Réactions de chauffeurs de taxi
Olivier Sava, membre de la coordination Unia des taxis:Il n’y a pas eu de volonté politique de protéger les compagnies officielles de taxis présentes à Lausanne depuis 45 ans. Au contraire, c’est comme si la décision avait déjà été prise au mois de mai 2018, lorsque nous avons commencé à nous battre pour les sensibiliser aux risques que représentent Uber et les nouvelles technologies. Les élus n’ont pas voulu nous entendre. Et se tirent une balle dans le pied. Car si Uber ne paie pas ses impôts ici, il n’y a pas de redistribution possible.

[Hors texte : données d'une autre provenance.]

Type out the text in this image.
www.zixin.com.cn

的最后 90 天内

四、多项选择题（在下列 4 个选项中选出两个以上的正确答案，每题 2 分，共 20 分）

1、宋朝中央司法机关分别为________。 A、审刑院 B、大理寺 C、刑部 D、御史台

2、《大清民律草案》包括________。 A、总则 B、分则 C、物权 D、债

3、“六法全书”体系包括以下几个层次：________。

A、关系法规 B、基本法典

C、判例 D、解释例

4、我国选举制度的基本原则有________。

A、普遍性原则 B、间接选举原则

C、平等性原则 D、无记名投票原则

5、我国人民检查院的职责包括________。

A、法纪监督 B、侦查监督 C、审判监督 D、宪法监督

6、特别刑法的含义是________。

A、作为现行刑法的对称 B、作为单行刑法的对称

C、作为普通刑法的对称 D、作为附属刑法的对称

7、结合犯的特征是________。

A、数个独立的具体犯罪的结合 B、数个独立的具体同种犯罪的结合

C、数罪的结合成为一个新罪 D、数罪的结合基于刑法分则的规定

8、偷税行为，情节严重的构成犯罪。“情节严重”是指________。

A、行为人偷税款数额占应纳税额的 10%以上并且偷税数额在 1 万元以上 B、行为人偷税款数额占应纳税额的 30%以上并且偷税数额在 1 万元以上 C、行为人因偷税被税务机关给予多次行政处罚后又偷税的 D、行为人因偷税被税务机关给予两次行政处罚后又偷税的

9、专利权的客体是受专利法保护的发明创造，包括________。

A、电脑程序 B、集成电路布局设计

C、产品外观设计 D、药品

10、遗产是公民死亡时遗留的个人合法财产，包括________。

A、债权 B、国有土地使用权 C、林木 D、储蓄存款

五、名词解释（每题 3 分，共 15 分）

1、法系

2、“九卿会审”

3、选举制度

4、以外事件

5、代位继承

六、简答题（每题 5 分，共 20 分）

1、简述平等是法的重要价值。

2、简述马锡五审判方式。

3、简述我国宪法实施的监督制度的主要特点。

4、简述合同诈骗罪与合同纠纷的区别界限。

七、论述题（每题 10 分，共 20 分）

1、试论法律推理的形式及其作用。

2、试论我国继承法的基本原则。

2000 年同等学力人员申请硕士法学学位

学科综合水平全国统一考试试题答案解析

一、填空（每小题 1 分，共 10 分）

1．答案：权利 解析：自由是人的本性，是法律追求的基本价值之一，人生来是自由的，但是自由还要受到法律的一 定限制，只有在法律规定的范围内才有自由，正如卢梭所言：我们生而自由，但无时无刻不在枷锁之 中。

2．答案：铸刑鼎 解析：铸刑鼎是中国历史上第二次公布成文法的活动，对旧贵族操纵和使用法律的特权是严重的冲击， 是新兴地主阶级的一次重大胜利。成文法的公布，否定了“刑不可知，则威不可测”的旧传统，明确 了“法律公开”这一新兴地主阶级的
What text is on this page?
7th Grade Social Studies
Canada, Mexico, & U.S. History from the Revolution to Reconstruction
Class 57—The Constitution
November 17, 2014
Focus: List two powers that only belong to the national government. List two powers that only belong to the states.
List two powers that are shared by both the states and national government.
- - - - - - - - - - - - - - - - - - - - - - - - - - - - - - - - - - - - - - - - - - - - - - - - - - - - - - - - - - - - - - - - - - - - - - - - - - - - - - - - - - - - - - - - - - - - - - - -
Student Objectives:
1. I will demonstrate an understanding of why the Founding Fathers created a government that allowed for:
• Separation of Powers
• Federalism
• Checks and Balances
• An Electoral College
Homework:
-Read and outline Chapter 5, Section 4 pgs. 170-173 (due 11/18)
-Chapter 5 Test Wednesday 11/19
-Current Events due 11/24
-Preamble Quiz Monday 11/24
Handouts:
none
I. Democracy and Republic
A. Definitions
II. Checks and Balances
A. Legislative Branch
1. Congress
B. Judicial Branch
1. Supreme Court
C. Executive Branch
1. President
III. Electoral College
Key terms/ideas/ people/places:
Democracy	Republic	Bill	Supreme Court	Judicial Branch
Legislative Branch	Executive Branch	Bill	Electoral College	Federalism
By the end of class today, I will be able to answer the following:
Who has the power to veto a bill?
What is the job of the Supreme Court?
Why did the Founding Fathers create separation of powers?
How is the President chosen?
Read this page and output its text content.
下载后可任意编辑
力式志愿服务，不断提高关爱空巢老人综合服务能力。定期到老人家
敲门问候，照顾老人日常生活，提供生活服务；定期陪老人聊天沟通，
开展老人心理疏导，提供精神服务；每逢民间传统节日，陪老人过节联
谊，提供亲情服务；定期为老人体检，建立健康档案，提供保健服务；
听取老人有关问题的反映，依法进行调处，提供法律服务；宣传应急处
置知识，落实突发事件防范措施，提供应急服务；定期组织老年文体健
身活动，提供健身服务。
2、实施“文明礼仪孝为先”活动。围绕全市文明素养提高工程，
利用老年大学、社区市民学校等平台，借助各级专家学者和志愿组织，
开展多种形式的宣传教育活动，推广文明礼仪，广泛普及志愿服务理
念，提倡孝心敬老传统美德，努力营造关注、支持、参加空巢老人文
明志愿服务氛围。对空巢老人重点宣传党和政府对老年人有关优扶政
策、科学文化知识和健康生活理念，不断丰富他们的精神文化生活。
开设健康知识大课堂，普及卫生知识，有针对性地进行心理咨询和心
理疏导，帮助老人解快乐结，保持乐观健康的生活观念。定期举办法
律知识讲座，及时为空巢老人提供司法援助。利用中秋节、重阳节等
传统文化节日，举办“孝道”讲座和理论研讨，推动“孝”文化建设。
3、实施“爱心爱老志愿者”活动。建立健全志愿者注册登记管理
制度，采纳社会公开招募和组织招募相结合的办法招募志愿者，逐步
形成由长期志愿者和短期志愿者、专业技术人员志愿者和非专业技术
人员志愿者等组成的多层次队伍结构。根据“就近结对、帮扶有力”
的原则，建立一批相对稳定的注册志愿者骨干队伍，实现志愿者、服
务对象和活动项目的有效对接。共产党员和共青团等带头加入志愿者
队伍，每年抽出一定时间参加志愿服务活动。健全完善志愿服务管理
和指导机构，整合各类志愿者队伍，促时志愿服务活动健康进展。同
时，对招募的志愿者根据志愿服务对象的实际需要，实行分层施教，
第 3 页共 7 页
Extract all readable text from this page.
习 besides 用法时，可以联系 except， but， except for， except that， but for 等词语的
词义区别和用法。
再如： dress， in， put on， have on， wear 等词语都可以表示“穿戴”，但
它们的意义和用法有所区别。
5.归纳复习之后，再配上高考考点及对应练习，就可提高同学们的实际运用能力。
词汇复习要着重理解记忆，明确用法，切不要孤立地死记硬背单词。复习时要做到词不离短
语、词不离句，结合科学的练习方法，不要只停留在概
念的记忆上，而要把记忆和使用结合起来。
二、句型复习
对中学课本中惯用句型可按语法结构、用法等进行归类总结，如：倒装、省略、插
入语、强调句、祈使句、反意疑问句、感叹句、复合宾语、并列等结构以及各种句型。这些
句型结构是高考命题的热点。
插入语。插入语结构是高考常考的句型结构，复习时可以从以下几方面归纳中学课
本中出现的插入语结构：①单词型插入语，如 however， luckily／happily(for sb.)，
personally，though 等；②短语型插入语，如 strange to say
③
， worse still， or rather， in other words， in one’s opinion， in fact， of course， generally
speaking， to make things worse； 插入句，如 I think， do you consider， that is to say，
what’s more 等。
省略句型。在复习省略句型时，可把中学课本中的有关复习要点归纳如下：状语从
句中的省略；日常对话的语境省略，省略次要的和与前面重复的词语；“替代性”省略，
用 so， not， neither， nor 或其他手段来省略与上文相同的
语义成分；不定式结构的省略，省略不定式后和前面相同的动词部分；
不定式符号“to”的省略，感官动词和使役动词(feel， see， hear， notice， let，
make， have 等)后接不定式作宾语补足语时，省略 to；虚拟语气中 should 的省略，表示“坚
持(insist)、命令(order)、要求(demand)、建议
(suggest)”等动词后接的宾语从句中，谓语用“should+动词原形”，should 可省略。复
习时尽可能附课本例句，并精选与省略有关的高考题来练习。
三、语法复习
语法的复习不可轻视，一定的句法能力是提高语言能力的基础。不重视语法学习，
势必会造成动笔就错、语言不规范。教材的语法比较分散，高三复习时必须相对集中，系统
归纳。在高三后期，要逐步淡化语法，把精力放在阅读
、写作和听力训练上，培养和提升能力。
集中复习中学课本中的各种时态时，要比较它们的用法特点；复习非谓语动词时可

Cela crée de la précarité. J’ai été moi-même chauffeur Uber. La société me promettait un salaire de 4000 à 5000 francs par mois. Je n’y suis jamais arrivé, avec des journées de travail de plus de 10 heures. Les chauffeurs formés n’ont aucune protection contre cette concurrence. L’examen que j’ai passé, c’est 80 questions sur la sécurité, les trajets, les parcours, le service à la clientèle… J’ai beaucoup appris. Cet examen donne une qualité à ce métier, alors que les entreprises bon marché le dévalorisent.
L’avenir? Le transport de personnes est saturé à Lausanne. Il y a beaucoup trop d’offres par rapport à la demande. Même des chauffeurs Uber du Valais viennent travailler ici. Pour ma part, je souhaite continuer ce travail, mais peut-être dans une autre région. Face à une société qui prône les nouvelles technologies et l’individualisme, la solidarité est nécessaire. J’ai appris l’importance de se rassembler humainement autour d’une même cause.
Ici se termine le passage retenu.